Когда это они успели перейти на «ты», интересно…

Матильда уселась на ближайший подоконник:

– Да все в порядке. Наверное. По-моему, у меня фантазия разыгралась.

– Фантазия, – неодобрительно повторил Альберт. – Фантазия – это болезнь разума.

– Наверное, – согласилась Матильда. – Я стольких людей видела, кто живет в каких-то воображаемых мирах… Некоторые из них даже старше меня вдвое, а все никак не повзрослеют. Вот по тебе сразу видно – серьезный мужчина.
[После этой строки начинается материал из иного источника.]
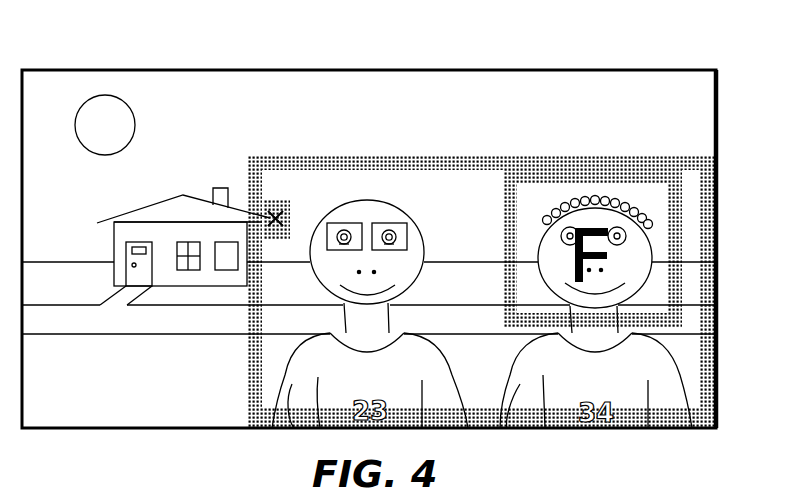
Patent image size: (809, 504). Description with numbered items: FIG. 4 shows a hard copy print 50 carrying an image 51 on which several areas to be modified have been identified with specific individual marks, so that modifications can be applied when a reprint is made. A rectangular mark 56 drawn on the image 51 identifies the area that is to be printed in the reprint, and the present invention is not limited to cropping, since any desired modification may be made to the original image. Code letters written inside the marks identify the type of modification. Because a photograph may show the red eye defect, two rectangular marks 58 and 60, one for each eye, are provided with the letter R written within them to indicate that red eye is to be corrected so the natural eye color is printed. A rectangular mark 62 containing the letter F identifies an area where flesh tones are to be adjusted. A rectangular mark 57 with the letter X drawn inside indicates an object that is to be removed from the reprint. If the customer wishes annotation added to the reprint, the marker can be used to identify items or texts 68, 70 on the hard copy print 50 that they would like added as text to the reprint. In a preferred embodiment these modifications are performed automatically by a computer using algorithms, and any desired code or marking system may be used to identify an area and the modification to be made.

The hard copy print 50 is at (598, 70).
The image 51 is at (470, 182).
The rectangular mark 56 is at (650, 158).
The rectangular mark with letter X 57 is at (275, 218).
The rectangular mark with letter R 58 is at (345, 225).
The rectangular mark with letter R 60 is at (390, 225).
The rectangular mark with letter F 62 is at (677, 222).
The text 68 is at (108, 408).
The text 70 is at (296, 428).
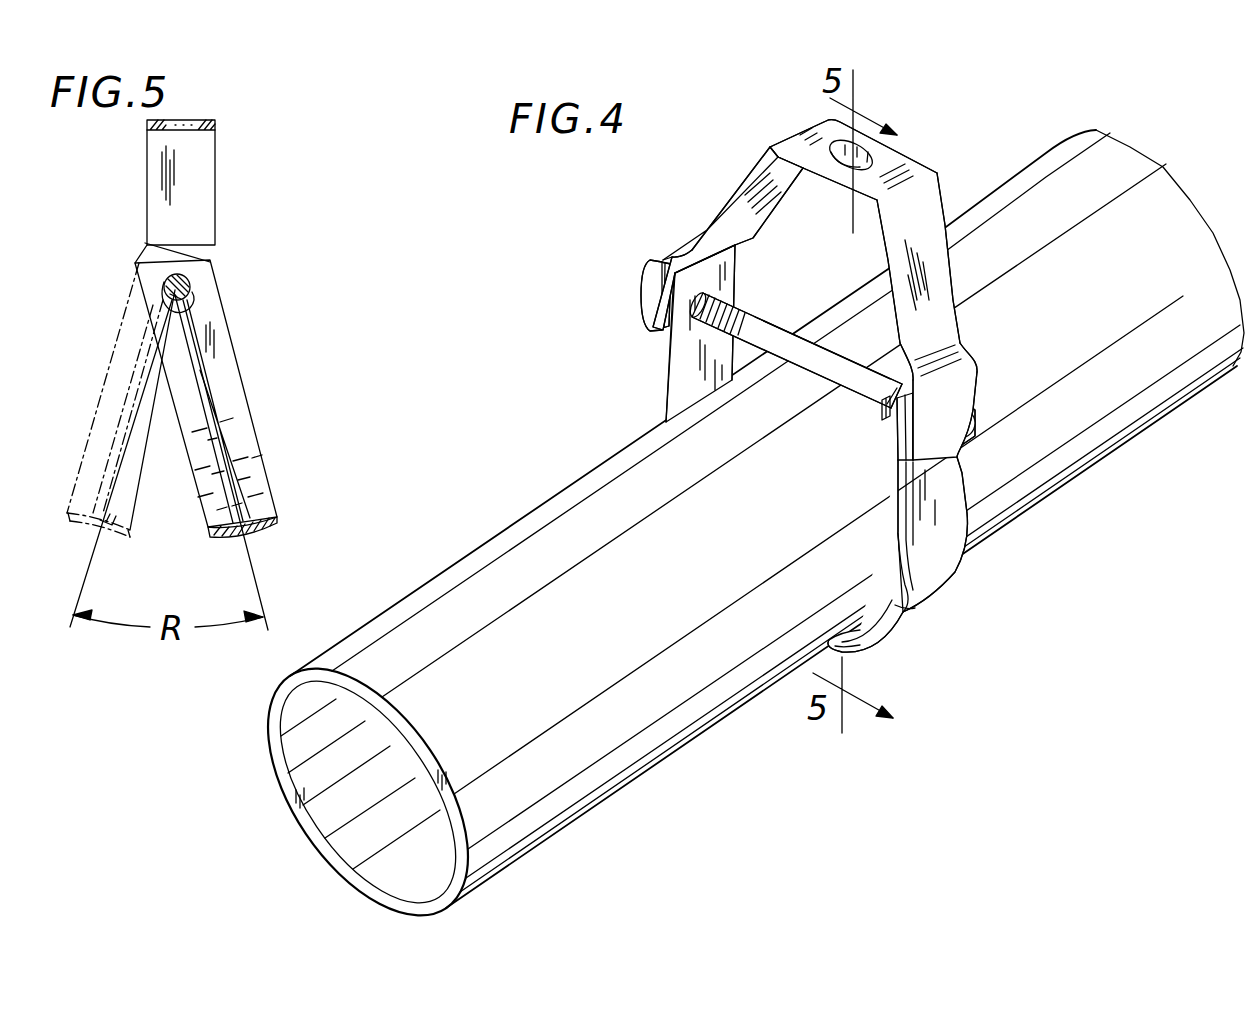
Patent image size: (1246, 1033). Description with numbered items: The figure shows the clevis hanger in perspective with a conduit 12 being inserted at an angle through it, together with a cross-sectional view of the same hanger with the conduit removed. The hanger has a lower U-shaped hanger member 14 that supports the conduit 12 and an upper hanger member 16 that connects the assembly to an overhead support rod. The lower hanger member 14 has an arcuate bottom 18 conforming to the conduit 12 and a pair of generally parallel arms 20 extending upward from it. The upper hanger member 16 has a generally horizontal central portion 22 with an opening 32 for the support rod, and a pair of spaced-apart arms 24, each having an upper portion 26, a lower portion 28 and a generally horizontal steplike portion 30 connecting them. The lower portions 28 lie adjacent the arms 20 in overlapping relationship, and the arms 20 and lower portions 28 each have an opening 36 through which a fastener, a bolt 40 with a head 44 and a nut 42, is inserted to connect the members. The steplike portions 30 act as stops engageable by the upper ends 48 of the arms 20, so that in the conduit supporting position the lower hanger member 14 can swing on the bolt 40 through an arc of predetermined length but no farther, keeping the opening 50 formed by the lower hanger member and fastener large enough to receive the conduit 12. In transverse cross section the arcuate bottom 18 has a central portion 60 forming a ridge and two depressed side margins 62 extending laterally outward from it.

In FIG. 4, the conduit 12 is at (1086, 450).
In FIG. 4, the lower U-shaped hanger member 14 is at (950, 572).
In FIG. 4, the upper hanger member 16 is at (797, 276).
In FIG. 4, the arcuate bottom 18 is at (868, 643).
In FIG. 4, the arms 20 is at (692, 358).
In FIG. 5, the arms 20 is at (153, 280).
In FIG. 4, the central portion 22 is at (818, 128).
In FIG. 5, the arms 24 is at (198, 172).
In FIG. 4, the upper portion 26 is at (745, 222).
In FIG. 4, the lower portion 28 is at (653, 327).
In FIG. 4, the steplike portion 30 is at (687, 252).
In FIG. 4, the opening 32 is at (887, 167).
In FIG. 5, the opening 32 is at (175, 120).
In FIG. 5, the opening 36 is at (192, 304).
In FIG. 4, the bolt 40 is at (770, 322).
In FIG. 5, the bolt 40 is at (190, 278).
In FIG. 4, the nut 42 is at (641, 298).
In FIG. 4, the head 44 is at (960, 428).
In FIG. 4, the upper ends 48 is at (647, 280).
In FIG. 5, the upper ends 48 is at (163, 246).
In FIG. 4, the opening 50 is at (897, 612).
In FIG. 5, the central portion 60 is at (255, 515).
In FIG. 5, the side margins 62 is at (75, 512).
Ты топ-менеджер?

– Я координатор. – Он показал красный браслет на запястье, на который Матильда прежде не обращала внимания.

– А что делают координаторы?

– Направляют людей на правильный путь.

– Ну, я и говорю – топ-менеджер.

Альберт впервые улыбнулся и тут же спрятал улыбку.

– Может, ты и меня на правильный путь направишь? А то я уже не уверена, с теми ли людьми я связалась и туда ли иду.

Молодой человек уселся рядом с ней на подоконник и произнес:

– Направлю. Но мне нужно, чтобы ты слушала. Слушала и слышала.

– Давай попробуем… – улыбнулась Матильда.

Ян

Спать пришлось в комнате на четыре койко-места. Хорошо хоть, никто не храпел и не пердел. Главное – никто не лез. Я спокойно закрылся одеялом с головой, как в детстве, и вылез в Интернет, благо сеть все-таки есть. Еще раз прочитал все, что уже нашел. Попытался отыскать что-то новое – с этим плохо.

С соседями по комнате говорить о чем-то бесполезно. Типичные сектанты с промытыми мозгами. На все мои вопросы либо хмурятся, либо загадочно улыбаются и что-то бубнят про эссенцию и восход. Надо искать таких, как Дима, недообработанных.

Небольшая зарядка на площадке. Персонал разбивается на небольшие группы, с каждой работает один наставник. Он показывает упражнения, мы повторяем. Угадайте, какой наставник достается нашей группе. Да-да, тот самый, лысый. Нарочно придумывал упражнения позаковыристее, думал, что я не справлюсь. Даже как-то неловко было его обламывать.

Потом – короткий утренний Резонанс.

После завтрака и блестящего выступления Никиты идем работать. Меня опять поставили грузчиком – видимо, это на все дни. Так и не узнаю, что в этих огромных коробках. Шальная мысль: а вдруг это действительно спектакль, и я тупо таскаю какой-нибудь мусор, который ради меня одного перекладывают из коробки в коробку?

Пытаюсь разговорить остальных насчет «Стеклорезов». За этим меня и застает лысый наставник и начинает на меня наседать:

– Что опять за разговорчики?

– Кто такие «Стеклорезы»? – спрашиваю я у него как ни в чем не бывало.

– Не твоего ума дело, пачкун! – Он толкает меня ладонью в грудь.

Приближаю свое лицо к его лицу и спокойно говорю, так тихо, чтобы слышал только он:

– Еще раз до меня дотронешься – твоя рука окажется у тебя же в жопе.

Он меняется в лице:

– Да ты!.. Ты у меня в карцер пойдешь!

– Да с удовольствием. Хоть твоей рожи видеть не буду. И вообще, я могу отсюда уйти, когда захочу.

– Да что ты говоришь!

– А щас увидишь…

Я обеими руками вцепляюсь в ворот комбинезона и рву ткань со смачным треском.

Грузчики смотрят на меня, рты разинув от священного ужаса.

– Вот! Я испортил униформу! Дисквалифицируйте меня!

Во дурак-то… что я делаю и зачем? Спокойно, Яник, спокойно. Тебе еще рано отсюда уходить. Но очень уж бесит лысая балда этого урода.

– Так, я все понял, – произносит наставник совсем другим, примиряющим тоном. – Ты устал с непривычки. Иди отдохни. Давай, шагом марш! – Он кивает в сторону выхода, уже не решаясь до меня дотронуться.